Note 6: As the Company has obtained the certificate of being qualified for operating headquarters, issued by Industrial Development Bureau, MOEA, the upper limit on investment in mainland China is not applicable. Note 7: Arcadyan paid US$18,420 thousands and acquired 100% shares of SVA Arcadyan from Accton Asia through Arcadyan Holding in 2010. Note 8: Arcadyan paid US$8,561 thousands and acquired 100% shares of CNC from Just through Arcadyan Holding in 2007. Note 9: SVA Arcadyan decreased its capital amounting to US$15,000 thousands to offset accumulated losses in March 2009. Note 10: Arcadyan’s subsidiary, TTI, obtained the control over THAC with US$1,150 thousands on February 28, 2013 (the date of stock transferring). Note 11: The amounts in New Taiwan Dollars were translated at the exchange rates at the balance sheet date or the average exchange rate. Note 12: The Company had an accumulated investment amounting to US$7,350 thousands in the previous years. In the first half of 2014, HengHao paid the Company and LG US$3,184 thousands and US$3,315 thousands, respectively, for organization restructure, to obtain 100% ownership of Lucom.

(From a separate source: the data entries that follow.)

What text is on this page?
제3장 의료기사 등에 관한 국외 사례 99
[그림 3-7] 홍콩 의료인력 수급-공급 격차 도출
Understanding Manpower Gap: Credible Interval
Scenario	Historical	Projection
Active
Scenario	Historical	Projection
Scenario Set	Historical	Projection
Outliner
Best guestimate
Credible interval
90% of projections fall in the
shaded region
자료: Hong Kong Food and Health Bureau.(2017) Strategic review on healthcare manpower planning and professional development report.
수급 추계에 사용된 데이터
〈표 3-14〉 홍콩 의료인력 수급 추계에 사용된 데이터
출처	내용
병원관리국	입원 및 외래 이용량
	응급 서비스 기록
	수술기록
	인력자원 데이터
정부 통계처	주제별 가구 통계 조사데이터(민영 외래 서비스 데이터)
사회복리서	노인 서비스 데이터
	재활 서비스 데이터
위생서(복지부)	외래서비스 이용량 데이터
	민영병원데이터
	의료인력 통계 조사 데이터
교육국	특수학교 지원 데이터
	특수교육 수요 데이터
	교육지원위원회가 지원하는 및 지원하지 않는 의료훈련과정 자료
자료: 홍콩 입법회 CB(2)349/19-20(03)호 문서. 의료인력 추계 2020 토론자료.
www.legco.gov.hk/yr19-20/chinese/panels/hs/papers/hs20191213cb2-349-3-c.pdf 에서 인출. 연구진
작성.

Note 13: The net equity of HengHao is negative at December 31, 2019.

(iii) Significant transactions:

For the year ended December 31, 2019, the significant inter-company transactions with the subsidiary in Mainland China, which were eliminated in the preparation of consolidated financial statements, are disclosed in “Information on significant transactions”.